In chapter 6, Cronon explains the usage and effects of clearing the native forests, particularly the timber business for English ship building and the establishment of European-style farms. The European methods of clearing forests to create pasture and crop land wasted an enormous amount of forest resources. Within a few years of its founding, for example, Boston experienced wood shortages for the heating of homes. Meanwhile, as the forests were cleared and the animals hunted to near extinction, Native Americans found themselves unable to continue their subsistence lifestyle, which required them to follow the seasonal bounty of food sources that no longer existed.

In chapter 7, Cronon explores the many deleterious effects of European farming and animal husbandry on the environment of New England and upon the Native American population. European farming methods left the soil barren and depleted within a few years because they did not use methods of crop rotation. European animal husbandry, including the settlers’ voracious appetite for cattle, compacted, dried, and depleted their pasture lands, rendering them useless. The Native Americans could not follow their own practices of simply abandoning depleted fields and moving their villages to new locations because the Europeans now occupied and owned the land, which forced the Native Americans to establish their villages in one permanent location.

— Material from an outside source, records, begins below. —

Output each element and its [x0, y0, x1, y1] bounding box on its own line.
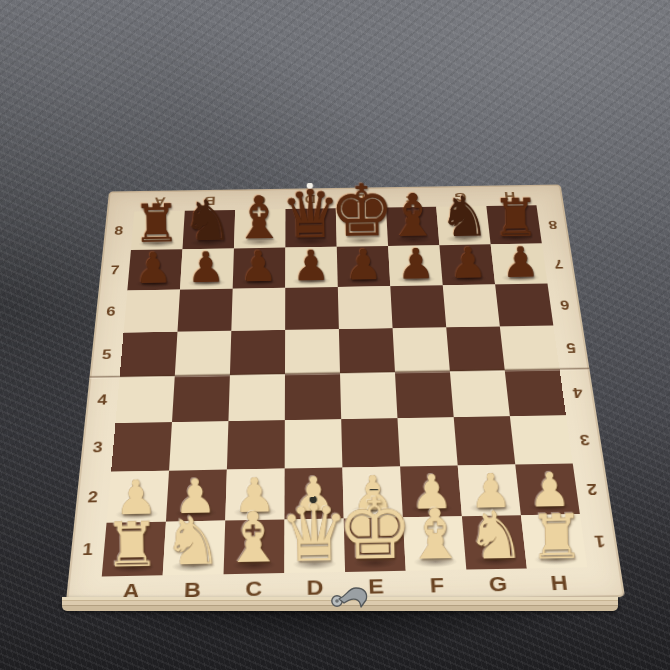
square-c3[interactable]: [227, 420, 285, 469]
square-h5[interactable]: [500, 325, 560, 370]
rank-label-4: 4: [97, 391, 108, 408]
square-g6[interactable]: [443, 284, 500, 327]
square-a6[interactable]: [124, 290, 180, 333]
square-e6[interactable]: [338, 286, 393, 329]
square-d6[interactable]: [285, 287, 339, 330]
file-label-f: F: [429, 573, 445, 598]
file-label-top-c: C: [255, 192, 266, 206]
square-c6[interactable]: [231, 288, 285, 331]
square-c5[interactable]: [230, 330, 285, 375]
square-f4[interactable]: [395, 371, 454, 418]
square-f5[interactable]: [393, 327, 450, 372]
square-b6[interactable]: [177, 289, 232, 332]
rank-label-right-5: 5: [565, 339, 577, 355]
square-d3[interactable]: [285, 419, 343, 468]
file-label-g: G: [488, 572, 508, 597]
file-label-top-f: F: [405, 190, 415, 204]
rank-label-right-4: 4: [572, 383, 584, 400]
square-d4[interactable]: [285, 373, 341, 420]
square-h4[interactable]: [505, 369, 566, 416]
rank-label-6: 6: [106, 304, 117, 319]
piece-light-queen-d1[interactable]: ♛: [248, 495, 381, 572]
rank-label-right-6: 6: [559, 296, 570, 311]
rank-label-5: 5: [101, 347, 112, 363]
latch-icon: [327, 584, 381, 614]
file-label-top-g: G: [454, 189, 467, 203]
file-label-h: H: [549, 571, 569, 596]
square-e4[interactable]: [340, 372, 397, 419]
file-label-top-d: D: [305, 192, 316, 206]
square-e5[interactable]: [339, 328, 395, 373]
square-d1[interactable]: ♛: [284, 518, 345, 573]
square-h1[interactable]: ♜: [521, 514, 587, 568]
chess-board: ABCDEFGH ABCDEFGH 87654321 87654321 ♜♞♝♛…: [65, 185, 625, 608]
square-h7[interactable]: ♟: [491, 243, 548, 284]
square-d5[interactable]: [285, 329, 340, 374]
piece-light-rook-a1[interactable]: ♜: [65, 514, 198, 575]
rank-label-right-3: 3: [579, 430, 591, 448]
square-a3[interactable]: [111, 422, 172, 472]
square-f3[interactable]: [397, 417, 457, 466]
board-frame: ABCDEFGH ABCDEFGH 87654321 87654321 ♜♞♝♛…: [65, 185, 625, 608]
photo-scene: ABCDEFGH ABCDEFGH 87654321 87654321 ♜♞♝♛…: [0, 0, 670, 670]
square-h6[interactable]: [495, 284, 553, 327]
file-label-top-b: B: [205, 193, 217, 207]
square-a1[interactable]: ♜: [102, 522, 166, 577]
square-b5[interactable]: [175, 331, 232, 376]
square-f6[interactable]: [390, 285, 446, 328]
square-a4[interactable]: [115, 376, 174, 423]
square-g3[interactable]: [454, 416, 516, 465]
file-label-top-a: A: [154, 194, 166, 208]
square-h3[interactable]: [510, 415, 573, 464]
square-e3[interactable]: [341, 418, 400, 467]
square-g5[interactable]: [446, 326, 505, 371]
square-c4[interactable]: [228, 374, 285, 421]
square-b4[interactable]: [172, 375, 230, 422]
square-g4[interactable]: [450, 370, 510, 417]
rank-label-3: 3: [92, 438, 104, 456]
file-label-top-e: E: [355, 191, 366, 205]
file-label-top-h: H: [504, 189, 517, 203]
board-grid: ♜♞♝♛♚♝♞♜♟♟♟♟♟♟♟♟♟♟♟♟♟♟♟♟♜♞♝♛♚♝♞♜: [102, 205, 588, 576]
square-a5[interactable]: [120, 332, 178, 377]
square-b3[interactable]: [169, 421, 228, 471]
piece-light-rook-h1[interactable]: ♜: [490, 506, 622, 567]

These three chapters outline how disastrous the establishment and application of European farming and animal husbandry techniques were to the ecosystem, along with the fur and timber industries, which were instrumental in the loss of the area’s bountiful natural resources and wildlife. Through their smaller numbers and careful use of the resources around them, Native Americans had been able to live lightly upon a land that easily supplied all that they needed. However, the European commodification of the land, the sea, and all of New England’s natural resources ended the same way: the destruction of the environment and the subsequent loss of the ability to survive through harvesting the natural abundance of the land. What the Europeans called improving the land inevitably meant the depletion of the land and the destruction of—or permanent damage to—the environment.